I am trying to request the HTML of a website generated with JavaScript so I can scrape the information with BeautifulSoup. The problem is when I try requesting the HTML, the information I receive is before the page is rendered. The following is the code I am running:
import requests
import urllib.request
from requests_html import HTMLSession
url = 'https://www.edwarddan.com/projects'
this_session = HTMLSession()
response = this_session.get(url)
response.html.render()
print(response.text)
print("---------------------------------------------------------------")
soup = BeautifulSoup(response.text, "html.parser")

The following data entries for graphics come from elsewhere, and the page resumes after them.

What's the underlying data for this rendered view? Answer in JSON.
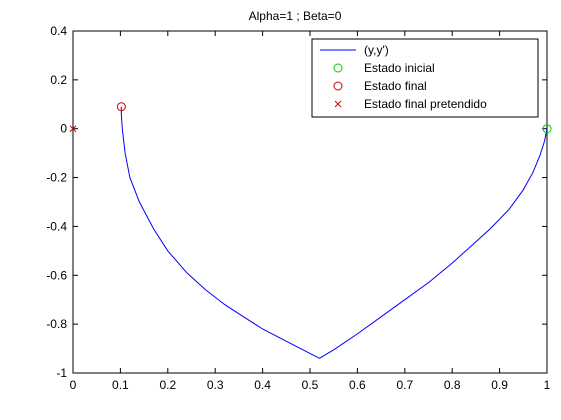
{
  "chart_data": {
    "type": "line",
    "title": "Alpha=1 ; Beta=0",
    "xlabel": "",
    "ylabel": "",
    "xlim": [
      0,
      1
    ],
    "ylim": [
      -1,
      0.4
    ],
    "xticks": [
      "0",
      "0.1",
      "0.2",
      "0.3",
      "0.4",
      "0.5",
      "0.6",
      "0.7",
      "0.8",
      "0.9",
      "1"
    ],
    "yticks": [
      "0.4",
      "0.2",
      "0",
      "-0.2",
      "-0.4",
      "-0.6",
      "-0.8",
      "-1"
    ],
    "grid": false,
    "legend_position": "top-right",
    "colors": {
      "trajectory": "#0000ff",
      "initial": "#00cc00",
      "final": "#cc0000",
      "target": "#cc0000"
    },
    "series": [
      {
        "name": "(y,y')",
        "type": "line",
        "x": [
          1.0,
          0.995,
          0.985,
          0.97,
          0.95,
          0.92,
          0.88,
          0.84,
          0.8,
          0.75,
          0.7,
          0.65,
          0.6,
          0.55,
          0.52,
          0.48,
          0.44,
          0.4,
          0.36,
          0.32,
          0.28,
          0.24,
          0.2,
          0.17,
          0.14,
          0.12,
          0.11,
          0.104,
          0.102,
          0.102
        ],
        "y": [
          0.0,
          -0.05,
          -0.11,
          -0.18,
          -0.25,
          -0.33,
          -0.41,
          -0.48,
          -0.55,
          -0.63,
          -0.7,
          -0.77,
          -0.84,
          -0.905,
          -0.94,
          -0.9,
          -0.86,
          -0.82,
          -0.77,
          -0.72,
          -0.66,
          -0.59,
          -0.5,
          -0.41,
          -0.3,
          -0.2,
          -0.1,
          0.0,
          0.06,
          0.09
        ]
      },
      {
        "name": "Estado inicial",
        "type": "marker",
        "marker": "circle",
        "x": [
          1.0
        ],
        "y": [
          0.0
        ]
      },
      {
        "name": "Estado final",
        "type": "marker",
        "marker": "circle",
        "x": [
          0.102
        ],
        "y": [
          0.09
        ]
      },
      {
        "name": "Estado final pretendido",
        "type": "marker",
        "marker": "x",
        "x": [
          0.0
        ],
        "y": [
          0.0
        ]
      }
    ]
  }
}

names = soup.findAll("div")
As a result, I get the following HTML:
<!doctype html>
<html lang="en">
<head>
<meta charset="utf-8" />
<meta name="robots" content="noindex" />
<script src="/cdn-cgi/apps/head/cTVctQJ-rr0oH623j2V4Pf03v-o.js"></script>
<link rel="icon" href="/favicon.ico" />
<meta name="viewport" content="width=device-width,initial-scale=1" />
<meta name="theme-color" content="#000000" />
<meta name="description" content="Edward Dan -- Last updated 1/21/2021" />
<link rel="apple-touch-icon" href="/logo192.png" />
<link rel="manifest" href="/manifest.json" />
<title>Edward Dan</title>
<link href="/static/css/main.d231a676.chunk.css" rel="stylesheet">
</head>
<body><noscript>You need to enable JavaScript to run this app.</noscript>
<div id="root"></div>
<script>
! function(e) {
function r(r) {
for (var n, p, l = r[0], a = r[1], f = r[2], c = 0, s = []; c < l.length; c++) p = l[c], Object.prototype.hasOwnProperty.call(o, p) && o[p] && s.push(o[p][0]), o[p] = 0;
for (n in a) Object.prototype.hasOwnProperty.call(a, n) && (e[n] = a[n]);
for (i && i(r); s.length;) s.shift()();
return u.push.apply(u, f || []), t()
}
function t() {
for (var e, r = 0; r < u.length; r++) {
for (var t = u[r], n = !0, l = 1; l < t.length; l++) {
var a = t[l];
0 !== o[a] && (n = !1)
}
n && (u.splice(r--, 1), e = p(p.s = t[0]))
}
return e
}
var n = {},
o = {
1: 0
},
u = [];
function p(r) {
if (n[r]) return n[r].exports;
var t = n[r] = {
i: r,
l: !1,
exports: {}
};
return e[r].call(t.exports, t, t.exports, p), t.l = !0, t.exports
}
p.m = e, p.c = n, p.d = function(e, r, t) {
p.o(e, r) || Object.defineProperty(e, r, {
enumerable: !0,
get: t
})
}, p.r = function(e) {
"undefined" != typeof Symbol && Symbol.toStringTag && Object.defineProperty(e, Symbol.toStringTag, {
value: "Module"
}), Object.defineProperty(e, "__esModule", {
value: !0
})
}, p.t = function(e, r) {
if (1 & r && (e = p(e)), 8 & r) return e;
if (4 & r && "object" == typeof e && e && e.__esModule) return e;
var t = Object.create(null);
if (p.r(t), Object.defineProperty(t, "default", {
enumerable: !0,
value: e
}), 2 & r && "string" != typeof e)
for (var n in e) p.d(t, n, function(r) {
return e[r]
}.bind(null, n));
return t
}, p.n = function(e) {
var r = e && e.__esModule ? function() {
return e.default
} : function() {
return e
};
return p.d(r, "a", r), r
}, p.o = function(e, r) {
return Object.prototype.hasOwnProperty.call(e, r)
}, p.p = "/";
var l = this["webpackJsonpmy-app"] = this["webpackJsonpmy-app"] || [],
a = l.push.bind(l);
l.push = r, l = l.slice();
for (var f = 0; f < l.length; f++) r(l[f]);
var i = a;
t()
}([])
</script>
<script src="/static/js/2.c42d857a.chunk.js"></script>
<script src="/static/js/main.60cdc4af.chunk.js"></script>
</body>
</html>
This HTML produces none of the elements that are the seen when the website has finished generating. I was wondering if there was a way I can wait for the website to finish running JavaScript and create all its elements before fetching said information?
I am using HTMLSession because, from research, I found that it allow websites to load. Specifically, the line response.html.render() should render the page before fetching data, however, it doesn't seem to be working as nothing has rendered.
I have also tried using Selenium in combination with PhantomJS, however, it seems that Selenium is a bit outdated and I would prefer not to use that?
Does anyone know how if there is a way to wait for the JS to finish running with HTMLSession? If not, is there another library I can use that will allow me to have this functionality?